Monday, January 18, 2016

GST from the people save the day for oil shocked Malaysia

In the 1990s, then Prime Minister Mahathir Mohamad crowned his modernisation of Malaysia with a new administrative city of Putrajaya and the world's tallest twin towers built using cash from the national oil company Petronas.

And until 2014, about a third of government revenues came from Petroliam Nasional (Petronas) - the sole Malaysian entry in the Fortune 500 list of the largest companies in the world.

Petronas, with operations in 50 countries, reported turnover of RM188 billion (S$61.1 billion) for the first nine months of last year, and net profit of RM23.8 billion.

But the seemingly bottomless dive in oil prices over the past 18 months has ended the days of Malaysia living like a trust-fund kid. A dim global economic outlook has also depressed another major Malaysian commodity export, palm oil, as its price follows global oil gyrations.

Malaysia will announce a Budget revision on Jan 28 to take into account lower oil prices, as the current Budget is based on average oil prices of US$48 a barrel. The government said each US$1 drop in oil prices slashes RM300 million from its annual revenue.

Some leading banks, such as Goldman Sachs, are looking at US$20 a barrel as a possibility.

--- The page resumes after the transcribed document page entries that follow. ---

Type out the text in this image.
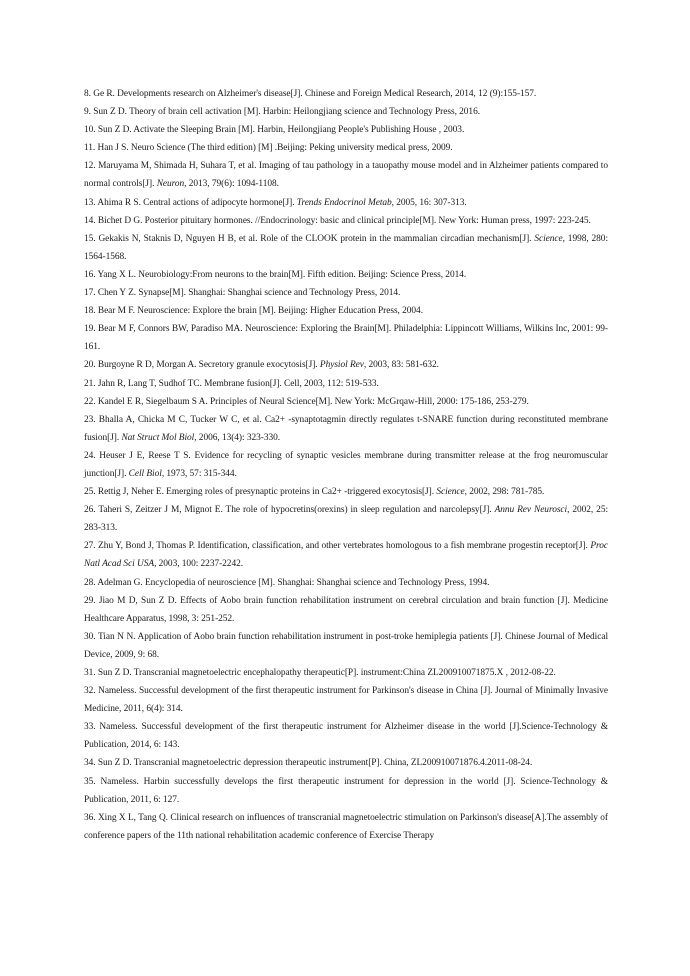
8. Ge R. Developments research on Alzheimer's disease[J]. Chinese and Foreign Medical Research, 2014, 12 (9):155-157.
9. Sun Z D. Theory of brain cell activation [M]. Harbin: Heilongjiang science and Technology Press, 2016.
10. Sun Z D. Activate the Sleeping Brain [M]. Harbin, Heilongjiang People's Publishing House , 2003.
11. Han J S. Neuro Science (The third edition) [M] .Beijing: Peking university medical press, 2009.
12. Maruyama M, Shimada H, Suhara T, et al. Imaging of tau pathology in a tauopathy mouse model and in Alzheimer patients compared to normal controls[J]. Neuron, 2013, 79(6): 1094-1108.
13. Ahima R S. Central actions of adipocyte hormone[J]. Trends Endocrinol Metab, 2005, 16: 307-313.
14. Bichet D G. Posterior pituitary hormones. //Endocrinology: basic and clinical principle[M]. New York: Human press, 1997: 223-245.
15. Gekakis N, Staknis D, Nguyen H B, et al. Role of the CLOOK protein in the mammalian circadian mechanism[J]. Science, 1998, 280: 1564-1568.
16. Yang X L. Neurobiology:From neurons to the brain[M]. Fifth edition. Beijing: Science Press, 2014.
17. Chen Y Z. Synapse[M]. Shanghai: Shanghai science and Technology Press, 2014.
18. Bear M F. Neuroscience: Explore the brain [M]. Beijing: Higher Education Press, 2004.
19. Bear M F, Connors BW, Paradiso MA. Neuroscience: Exploring the Brain[M]. Philadelphia: Lippincott Williams, Wilkins Inc, 2001: 99-161.
20. Burgoyne R D, Morgan A. Secretory granule exocytosis[J]. Physiol Rev, 2003, 83: 581-632.
21. Jahn R, Lang T, Sudhof TC. Membrane fusion[J]. Cell, 2003, 112: 519-533.
22. Kandel E R, Siegelbaum S A. Principles of Neural Science[M]. New York: McGrqaw-Hill, 2000: 175-186, 253-279.
23. Bhalla A, Chicka M C, Tucker W C, et al. Ca2+ -synaptotagmin directly regulates t-SNARE function during reconstituted membrane fusion[J]. Nat Struct Mol Biol, 2006, 13(4): 323-330.
24. Heuser J E, Reese T S. Evidence for recycling of synaptic vesicles membrane during transmitter release at the frog neuromuscular junction[J]. Cell Biol, 1973, 57: 315-344.
25. Rettig J, Neher E. Emerging roles of presynaptic proteins in Ca2+ -triggered exocytosis[J]. Science, 2002, 298: 781-785.
26. Taheri S, Zeitzer J M, Mignot E. The role of hypocretins(orexins) in sleep regulation and narcolepsy[J]. Annu Rev Neurosci, 2002, 25: 283-313.
27. Zhu Y, Bond J, Thomas P. Identification, classification, and other vertebrates homologous to a fish membrane progestin receptor[J]. Proc Natl Acad Sci USA, 2003, 100: 2237-2242.
28. Adelman G. Encyclopedia of neuroscience [M]. Shanghai: Shanghai science and Technology Press, 1994.
29. Jiao M D, Sun Z D. Effects of Aobo brain function rehabilitation instrument on cerebral circulation and brain function [J]. Medicine Healthcare Apparatus, 1998, 3: 251-252.
30. Tian N N. Application of Aobo brain function rehabilitation instrument in post-troke hemiplegia patients [J]. Chinese Journal of Medical Device, 2009, 9: 68.
31. Sun Z D. Transcranial magnetoelectric encephalopathy therapeutic[P]. instrument:China ZL200910071875.X , 2012-08-22.
32. Nameless. Successful development of the first therapeutic instrument for Parkinson's disease in China [J]. Journal of Minimally Invasive Medicine, 2011, 6(4): 314.
33. Nameless. Successful development of the first therapeutic instrument for Alzheimer disease in the world [J].Science-Technology & Publication, 2014, 6: 143.
34. Sun Z D. Transcranial magnetoelectric depression therapeutic instrument[P]. China, ZL200910071876.4.2011-08-24.
35. Nameless. Harbin successfully develops the first therapeutic instrument for depression in the world [J]. Science-Technology & Publication, 2011, 6: 127.
36. Xing X L, Tang Q. Clinical research on influences of transcranial magnetoelectric stimulation on Parkinson's disease[A].The assembly of conference papers of the 11th national rehabilitation academic conference of Exercise Therapy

Brent crude for March delivery traded in Europe ended the week at US$28.94 a barrel.

Prime Minister Najib Razak, who is also Finance Minister, has touted the 6 per cent goods and services tax (GST) as Malaysia's "saviour".

But while last year's introduction of GST will provide a much-needed RM40 billion to make up for lost oil revenue, it will rip out a huge chunk from private consumption.